The JRS is currently supporting 11 men who recently crossed the Channel in small boats and who have experienced trafficking, forced labour and torture on their journey to the UK.

One is from Syria and the rest from Sudan, a journey typically takes them through Libya, which is known to be rife with trafficking with numerous accounts of mistreatment and torture. “Some have told us that they were sold between gangs, forced to work and never paid. Others were sold on repeatedly to other traffickers. Many bear the physical and mental scarring of this time,” added Teather.

One of the Sudanese men supported by JRS UK had spent four years in such conditions in Libya, but could not explain this at his “screening” interview as it was cut short. Six others have shared records of their screening interviews with all six confirming that officials skipped the key questions:

“Why have you come to the UK’? and “Please outline your journey to the UK.” Four individuals whose screening interviews were cut short are scheduled to be removed on charter flights this week. A further four potential victims of trafficking have also removals scheduled for this week amid concerns from the organisation that they also have not been given full screening interviews.
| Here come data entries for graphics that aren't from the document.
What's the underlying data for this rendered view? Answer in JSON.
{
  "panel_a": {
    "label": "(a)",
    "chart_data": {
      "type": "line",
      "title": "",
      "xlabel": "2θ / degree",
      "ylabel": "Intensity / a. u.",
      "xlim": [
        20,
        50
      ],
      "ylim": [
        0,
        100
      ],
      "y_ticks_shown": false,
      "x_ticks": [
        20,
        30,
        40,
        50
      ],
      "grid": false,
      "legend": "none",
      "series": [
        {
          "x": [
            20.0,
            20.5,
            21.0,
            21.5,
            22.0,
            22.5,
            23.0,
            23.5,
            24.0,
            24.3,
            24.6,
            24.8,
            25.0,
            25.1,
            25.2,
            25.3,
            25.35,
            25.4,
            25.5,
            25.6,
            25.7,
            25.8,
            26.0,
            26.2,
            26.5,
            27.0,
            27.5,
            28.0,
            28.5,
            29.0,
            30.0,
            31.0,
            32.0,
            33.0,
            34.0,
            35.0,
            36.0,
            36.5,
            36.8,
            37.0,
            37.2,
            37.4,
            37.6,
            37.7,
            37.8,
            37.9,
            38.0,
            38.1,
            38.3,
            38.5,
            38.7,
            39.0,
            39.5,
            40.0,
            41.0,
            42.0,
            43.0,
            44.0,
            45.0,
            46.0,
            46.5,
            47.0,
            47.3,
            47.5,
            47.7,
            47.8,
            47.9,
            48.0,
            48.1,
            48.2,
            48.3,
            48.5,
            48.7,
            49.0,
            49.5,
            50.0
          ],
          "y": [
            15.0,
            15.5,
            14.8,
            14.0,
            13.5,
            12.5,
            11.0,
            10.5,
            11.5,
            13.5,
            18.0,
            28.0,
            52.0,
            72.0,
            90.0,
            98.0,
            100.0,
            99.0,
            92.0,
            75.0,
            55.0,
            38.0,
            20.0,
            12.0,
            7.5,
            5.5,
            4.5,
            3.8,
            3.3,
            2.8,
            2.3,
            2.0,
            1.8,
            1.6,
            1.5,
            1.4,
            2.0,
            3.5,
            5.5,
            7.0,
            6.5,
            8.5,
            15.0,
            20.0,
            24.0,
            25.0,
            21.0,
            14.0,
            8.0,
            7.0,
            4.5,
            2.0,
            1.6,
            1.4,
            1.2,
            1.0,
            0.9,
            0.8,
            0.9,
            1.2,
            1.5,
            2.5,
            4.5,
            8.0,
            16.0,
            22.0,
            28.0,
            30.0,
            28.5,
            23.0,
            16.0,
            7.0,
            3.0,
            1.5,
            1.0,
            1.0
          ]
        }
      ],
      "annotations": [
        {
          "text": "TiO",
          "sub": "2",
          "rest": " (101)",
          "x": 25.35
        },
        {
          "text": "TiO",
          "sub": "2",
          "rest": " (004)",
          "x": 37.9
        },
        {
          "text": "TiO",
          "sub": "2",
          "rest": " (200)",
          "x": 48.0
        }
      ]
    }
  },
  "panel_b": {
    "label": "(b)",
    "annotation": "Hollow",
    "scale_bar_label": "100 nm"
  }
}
All individuals held in immigration detention also have the right to legal advice, but Teather says legal access is currently erratic and she fears that some of those on this week’s flights will have been unable to challenge their removal.

A Home Office spokesperson said: “We remain determined to fix the broken asylum system so that it is firm and fair and make no apology for removing those with no right to remain in the UK. “All individuals due to be removed have or will have been through a screening interview, which includes updated questions on trafficking, prior to removal. To suggest otherwise is inaccurate.”